The NSF was launched on 10th March 2005 and it sets standards of treatment, care and support across health and social services, focusing particularly on long-term neurological conditions. The Convenor of the Cambridgeshire Neurological Alliance (ME Association Trustee Diane Newman) commented at the time: “This particular NSF focuses on neurological conditions and ME/CFS falls in that remit” (ref: ME Essential: Issue 94: Spring 2005: page 21).

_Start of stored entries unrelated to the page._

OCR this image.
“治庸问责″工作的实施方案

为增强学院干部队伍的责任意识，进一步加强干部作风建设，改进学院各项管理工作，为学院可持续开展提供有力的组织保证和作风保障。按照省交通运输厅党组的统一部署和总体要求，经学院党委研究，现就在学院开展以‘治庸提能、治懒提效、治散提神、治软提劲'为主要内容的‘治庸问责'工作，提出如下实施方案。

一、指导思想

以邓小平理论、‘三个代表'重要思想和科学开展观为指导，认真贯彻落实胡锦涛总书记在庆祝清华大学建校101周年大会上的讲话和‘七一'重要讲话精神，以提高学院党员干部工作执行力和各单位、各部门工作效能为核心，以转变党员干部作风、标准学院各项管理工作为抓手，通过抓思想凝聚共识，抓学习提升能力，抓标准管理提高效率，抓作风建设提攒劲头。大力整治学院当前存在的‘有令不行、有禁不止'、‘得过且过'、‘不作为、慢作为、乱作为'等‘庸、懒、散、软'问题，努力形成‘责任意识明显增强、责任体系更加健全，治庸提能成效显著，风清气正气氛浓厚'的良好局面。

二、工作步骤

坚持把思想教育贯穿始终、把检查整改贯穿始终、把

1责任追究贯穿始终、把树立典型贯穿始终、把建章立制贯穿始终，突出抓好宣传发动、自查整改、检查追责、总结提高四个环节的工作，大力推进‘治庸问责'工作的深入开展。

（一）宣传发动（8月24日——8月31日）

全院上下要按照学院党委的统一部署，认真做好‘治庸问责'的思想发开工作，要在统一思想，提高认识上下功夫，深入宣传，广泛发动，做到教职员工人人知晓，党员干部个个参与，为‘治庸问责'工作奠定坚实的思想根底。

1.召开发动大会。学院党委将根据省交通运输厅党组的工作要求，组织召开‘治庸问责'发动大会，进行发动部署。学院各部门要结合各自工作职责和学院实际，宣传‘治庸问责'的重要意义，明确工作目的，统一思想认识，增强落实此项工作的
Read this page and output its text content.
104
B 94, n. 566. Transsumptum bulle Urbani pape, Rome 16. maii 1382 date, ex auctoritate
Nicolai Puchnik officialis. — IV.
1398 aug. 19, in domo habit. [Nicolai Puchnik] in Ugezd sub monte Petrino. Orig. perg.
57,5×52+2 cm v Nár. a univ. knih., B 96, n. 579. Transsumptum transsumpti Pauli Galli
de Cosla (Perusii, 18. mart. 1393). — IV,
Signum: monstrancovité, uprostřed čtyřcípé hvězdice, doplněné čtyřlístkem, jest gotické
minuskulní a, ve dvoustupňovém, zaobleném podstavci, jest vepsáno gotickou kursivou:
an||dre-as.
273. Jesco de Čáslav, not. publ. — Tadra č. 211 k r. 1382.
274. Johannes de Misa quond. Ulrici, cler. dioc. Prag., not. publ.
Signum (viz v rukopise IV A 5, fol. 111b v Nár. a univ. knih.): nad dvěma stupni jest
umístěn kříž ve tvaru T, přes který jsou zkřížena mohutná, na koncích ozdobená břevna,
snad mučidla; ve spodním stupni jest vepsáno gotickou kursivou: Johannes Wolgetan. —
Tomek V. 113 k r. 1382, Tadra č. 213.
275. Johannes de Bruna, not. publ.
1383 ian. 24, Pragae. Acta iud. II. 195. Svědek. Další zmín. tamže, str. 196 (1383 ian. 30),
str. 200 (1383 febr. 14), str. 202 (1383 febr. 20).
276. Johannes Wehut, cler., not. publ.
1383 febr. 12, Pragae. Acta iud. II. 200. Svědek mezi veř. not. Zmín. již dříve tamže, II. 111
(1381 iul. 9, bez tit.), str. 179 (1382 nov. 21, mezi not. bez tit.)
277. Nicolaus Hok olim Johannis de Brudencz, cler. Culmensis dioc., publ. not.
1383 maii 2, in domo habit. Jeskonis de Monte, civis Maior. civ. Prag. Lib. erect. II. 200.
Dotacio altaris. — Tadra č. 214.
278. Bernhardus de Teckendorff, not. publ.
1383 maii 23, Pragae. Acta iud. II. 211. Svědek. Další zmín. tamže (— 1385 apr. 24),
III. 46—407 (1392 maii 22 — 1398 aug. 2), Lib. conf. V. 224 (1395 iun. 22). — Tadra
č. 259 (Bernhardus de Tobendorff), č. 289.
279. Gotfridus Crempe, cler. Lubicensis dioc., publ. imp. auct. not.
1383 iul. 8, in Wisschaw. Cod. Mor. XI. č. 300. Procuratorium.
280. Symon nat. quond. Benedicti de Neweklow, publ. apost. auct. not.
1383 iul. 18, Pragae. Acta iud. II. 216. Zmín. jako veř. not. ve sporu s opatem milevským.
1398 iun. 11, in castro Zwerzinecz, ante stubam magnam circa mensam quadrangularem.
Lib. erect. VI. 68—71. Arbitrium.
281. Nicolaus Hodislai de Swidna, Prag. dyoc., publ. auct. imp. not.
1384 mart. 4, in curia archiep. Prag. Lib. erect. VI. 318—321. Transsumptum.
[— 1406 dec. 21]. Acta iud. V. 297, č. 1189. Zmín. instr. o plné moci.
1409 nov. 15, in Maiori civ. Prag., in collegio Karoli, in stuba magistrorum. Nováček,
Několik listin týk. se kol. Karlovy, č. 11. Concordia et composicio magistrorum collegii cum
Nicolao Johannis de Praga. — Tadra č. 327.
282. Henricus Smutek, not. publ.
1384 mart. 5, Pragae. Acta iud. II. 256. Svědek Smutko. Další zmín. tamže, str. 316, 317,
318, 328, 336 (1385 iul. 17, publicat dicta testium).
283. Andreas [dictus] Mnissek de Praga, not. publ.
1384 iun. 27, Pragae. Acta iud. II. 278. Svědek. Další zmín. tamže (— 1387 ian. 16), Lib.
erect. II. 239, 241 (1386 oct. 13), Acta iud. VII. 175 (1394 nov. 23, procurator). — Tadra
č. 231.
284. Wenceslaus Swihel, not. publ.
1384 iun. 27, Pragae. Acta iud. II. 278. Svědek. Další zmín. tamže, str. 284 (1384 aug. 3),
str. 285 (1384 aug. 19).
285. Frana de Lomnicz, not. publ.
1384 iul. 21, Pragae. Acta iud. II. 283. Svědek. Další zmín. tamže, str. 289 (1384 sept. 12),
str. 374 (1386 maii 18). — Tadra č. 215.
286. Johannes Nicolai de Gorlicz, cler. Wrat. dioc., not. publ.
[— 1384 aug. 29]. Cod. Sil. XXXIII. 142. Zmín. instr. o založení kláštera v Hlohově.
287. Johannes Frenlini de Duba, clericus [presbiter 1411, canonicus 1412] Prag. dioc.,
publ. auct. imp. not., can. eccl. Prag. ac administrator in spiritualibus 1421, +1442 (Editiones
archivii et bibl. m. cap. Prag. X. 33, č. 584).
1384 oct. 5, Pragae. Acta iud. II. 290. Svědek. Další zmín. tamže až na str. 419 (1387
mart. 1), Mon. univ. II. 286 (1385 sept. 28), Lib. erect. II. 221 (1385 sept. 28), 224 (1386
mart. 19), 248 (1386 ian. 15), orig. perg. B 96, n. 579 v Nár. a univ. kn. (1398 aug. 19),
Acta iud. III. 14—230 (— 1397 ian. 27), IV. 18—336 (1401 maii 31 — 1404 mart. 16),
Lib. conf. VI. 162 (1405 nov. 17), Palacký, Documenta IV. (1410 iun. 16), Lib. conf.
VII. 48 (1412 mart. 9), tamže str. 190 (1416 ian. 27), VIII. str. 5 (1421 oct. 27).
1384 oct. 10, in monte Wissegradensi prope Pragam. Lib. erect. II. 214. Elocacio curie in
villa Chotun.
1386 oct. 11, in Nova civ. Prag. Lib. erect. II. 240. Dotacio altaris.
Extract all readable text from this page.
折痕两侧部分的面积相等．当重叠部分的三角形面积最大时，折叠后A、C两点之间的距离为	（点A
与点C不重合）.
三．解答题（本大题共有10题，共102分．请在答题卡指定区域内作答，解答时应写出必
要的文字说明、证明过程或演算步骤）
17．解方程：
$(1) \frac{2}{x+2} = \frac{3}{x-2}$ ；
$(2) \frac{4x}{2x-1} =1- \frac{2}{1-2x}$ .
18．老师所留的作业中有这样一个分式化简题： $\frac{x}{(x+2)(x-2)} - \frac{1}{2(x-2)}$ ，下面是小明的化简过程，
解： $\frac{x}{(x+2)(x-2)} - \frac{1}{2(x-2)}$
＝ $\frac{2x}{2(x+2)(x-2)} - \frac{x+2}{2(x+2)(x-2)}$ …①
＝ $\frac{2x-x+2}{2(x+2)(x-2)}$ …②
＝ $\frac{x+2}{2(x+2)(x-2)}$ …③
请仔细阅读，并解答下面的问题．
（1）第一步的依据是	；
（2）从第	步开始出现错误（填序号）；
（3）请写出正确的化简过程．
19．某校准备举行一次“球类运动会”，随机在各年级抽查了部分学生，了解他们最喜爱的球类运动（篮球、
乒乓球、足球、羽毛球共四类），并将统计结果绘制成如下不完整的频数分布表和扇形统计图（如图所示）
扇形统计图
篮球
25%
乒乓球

The National Service Framework for Long Term Conditions currently being developed will set out the generic standards which will benefit people with a wide range of chronic illness including people with CFS/ME (see:

http://www.dh.gov.uk/PolicyAndGuidance/HealthAndSocialCareTopics/HealthAndSocialCareArticle/fs/en?CONTENT_ID=4098128&chk=bXJnLS

In case further confirmation is needed, it is provided in Hansard for 6th March 2006 (HC: Column 1200W), where the Under Secretary of State for Health, Liam Byrne MP, stated categorically: “National Health Service organisations are expected to demonstrate that they are making progress towards achieving the level of service quality described in the National Service Framework (NSF) for long-term conditions. The NSF sets out a clear vision of how health and social care organisations can improve the quality, consistency and responsiveness of their services and help improve the lives of people with neurological conditions, including CFS/ME”.

Nothing could be more unequivocal than Hansard, so for the avoidance of doubt, members of the ME community may wish to draw this evidence of fact to the attention of their Member of Parliament, including those MPs who are members of the Gibson Parliamentary Inquiry.